Recursively enumerable language

About: Recursively enumerable language is a research topic. Over the lifetime, 1508 publications have been published within this topic receiving 32382 citations.

Using pseudo-stochastic rational languages in probabilistic grammatical inference

Abstract: In probabilistic grammatical inference, a usual goal is to infer a good approximation of an unknown distribution P called a stochastic language. The estimate of P stands in some class of probabilistic models such as probabilistic automata (PA). In this paper, we focus on probabilistic models based on multiplicity automata (MA). The stochastic languages generated by MA are called rational stochastic languages; they strictly include stochastic languages generated by PA and admit a very concise canonical representation. Despite the fact that this class is not recursively enumerable, it is efficiently identifiable in the limit by using the algorithm DEES, introduced by the authors in a previous paper. However, the identification is not proper and before the convergence of the algorithm, DEES can produce MA that do not define stochastic languages. Nevertheless, it is possible to use these MA to define stochastic languages. We show that they belong to a broader class of rational series, that we call pseudo-stochastic rational languages. The aim of this paper is twofold. First we provide a theoretical study of pseudo-stochastic rational languages, the languages output by DEES, showing for example that this class is decidable within polynomial time. Second, we have carried out experiments to compare DEES to classical inference algorithms (ALERGIA and MDI). They show that DEES outperforms them in most cases.

Bounded Number of Parallel Productions in Scattered Context Grammars with Three Nonterminals

Abstract: Scattered context grammars with three nonterminals are known to be computationally complete. So far, however, it was an open problem whether the number of parallel productions can be bounded along with three nonterminals.

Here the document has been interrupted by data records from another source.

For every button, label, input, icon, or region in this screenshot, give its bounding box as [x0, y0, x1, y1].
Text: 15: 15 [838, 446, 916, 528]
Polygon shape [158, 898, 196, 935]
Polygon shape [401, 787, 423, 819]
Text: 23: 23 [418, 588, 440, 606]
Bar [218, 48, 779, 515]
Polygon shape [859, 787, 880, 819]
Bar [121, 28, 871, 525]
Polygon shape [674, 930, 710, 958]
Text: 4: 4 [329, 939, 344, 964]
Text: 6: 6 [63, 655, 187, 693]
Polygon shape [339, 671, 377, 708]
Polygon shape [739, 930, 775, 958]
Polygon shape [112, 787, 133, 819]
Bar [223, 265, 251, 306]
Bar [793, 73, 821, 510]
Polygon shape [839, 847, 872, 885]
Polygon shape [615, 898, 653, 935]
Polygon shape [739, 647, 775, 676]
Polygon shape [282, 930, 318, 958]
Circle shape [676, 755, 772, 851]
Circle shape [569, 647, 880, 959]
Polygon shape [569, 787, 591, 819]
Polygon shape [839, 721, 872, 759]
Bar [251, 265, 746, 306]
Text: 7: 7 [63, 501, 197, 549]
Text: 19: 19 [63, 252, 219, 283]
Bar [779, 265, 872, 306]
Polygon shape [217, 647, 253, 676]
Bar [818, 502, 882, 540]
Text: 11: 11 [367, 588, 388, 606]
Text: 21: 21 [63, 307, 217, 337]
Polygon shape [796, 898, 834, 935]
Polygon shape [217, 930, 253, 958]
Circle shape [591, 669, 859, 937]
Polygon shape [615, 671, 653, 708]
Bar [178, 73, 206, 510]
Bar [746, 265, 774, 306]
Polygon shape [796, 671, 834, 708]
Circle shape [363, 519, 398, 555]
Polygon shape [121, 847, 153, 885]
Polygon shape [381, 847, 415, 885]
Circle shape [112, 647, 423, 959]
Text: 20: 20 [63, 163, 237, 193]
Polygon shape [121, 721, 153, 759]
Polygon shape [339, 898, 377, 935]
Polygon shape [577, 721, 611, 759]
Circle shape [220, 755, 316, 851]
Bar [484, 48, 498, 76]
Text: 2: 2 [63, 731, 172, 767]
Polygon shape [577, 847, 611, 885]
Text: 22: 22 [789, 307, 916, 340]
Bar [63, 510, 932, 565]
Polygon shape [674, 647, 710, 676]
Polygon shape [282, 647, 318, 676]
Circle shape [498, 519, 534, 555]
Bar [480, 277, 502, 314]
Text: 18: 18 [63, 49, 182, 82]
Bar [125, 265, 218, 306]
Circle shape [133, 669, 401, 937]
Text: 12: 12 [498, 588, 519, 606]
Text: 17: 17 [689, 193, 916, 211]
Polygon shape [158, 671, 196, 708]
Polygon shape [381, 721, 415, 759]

In this paper, we prove that every recursively enumerable language is generated by a scattered context grammar with three nonterminals and five parallel productions, each of which simultaneously rewrites no more than nine nonterminals.

Particular Results for Variants of P Systems with One Catalyst in One Membrane

Abstract: Purely catalytic P systems can generate all recursively enumerable sets of natural numbers with only three catalysts in one membrane, whereas we know that one catalyst in one membrane is not enough. On the other hand, P systems also allowing (non-catalytic) non-cooperative evolution rules with only two catalysts in one membrane are already computationally complete, too. We here investigate special variants of P systems with only one catalyst in one membrane that are not computationally complete, i.e., variants of P systems with only one catalyst in one membrane that cannot generate all recursively enumerable sets of natural numbers.

Computing with Shapes

Abstract: Visual languages represent a response to the communicational challenges posed by end-user computing, but lack established computability frameworks for evaluating their computational power. In this paper, we introduce a computability model?called shape completion system?for the restricted, but important, case in which the visual representation of the concepts to be communicated is built as a puzzle. Shape completion systems are based on adjoining polyominoes, shapes from a basic set. A description in the form of a string on some alphabet can be associated with each basic shape. A computation in a shape completion system is correct when: (1) it starts by using a specified polyomino; (2) it ends when a rectangle is obtained (without holes); (3) at any step the current picture is connected; and (4) a sequencing mapping is given, so that at every step (except the first one) we use a polyomino depending on the previously used polyomino, as specified by this mapping (such a condition is essential for interactive visual languages, as formalized in 1, 2). We also establish how symbols associated with the polyominoes are concatenated to form strings in a string language associated with the computation. Surprisingly enough, in these circumstances we can characterize the recursively enumerable languages (hence the power of Turing machines). If we preserve only conditions (1), (2) and (3) above, then we cannot generate all linear languages but we can generate all regular languages and strictly more: also some one-letter non-regular languages can be obtained. In particular, we can obtain as correct computations squares only, which is often a difficult task in picture languages (see, e.g. 3).

On the Power of Accepting Networks of Evolutionary Processors with Special Topologies and Random Context Filters

Abstract: In this paper, we approach the problem of accepting all recursively enumerable languages by accepting networks of evolutionary processors (ANEPs, for short) with a fixed architecture. More precisely, we show that every recursively enumerable language can be accepted by an ANEP with an underlying graph in the form of a star with 13 nodes or by an ANEP with an underlying grid with 13 × 4 = 52 nodes as well as by ANEPs having underlying graphs in the form of a chain, a ring, or a wheel with 29 nodes each. In all these cases, the size and form as well as the general working strategy of the constructed networks do not depend on the accepted language; only the rewriting rules and the filters associated to each node of the networks depend on this language. Noteworthy is also the fact that the filtering process is implemented using random context conditions only. Our results answer problems which were left open in a paper published by J. Dassow and F. Manea at the conference on Descriptional Complexity of Formal Systems (DCFS) 2010 and improve a result published by B. Truthe at the conference on Non-Classical Models of Automata and Applications (NCMA) 2013.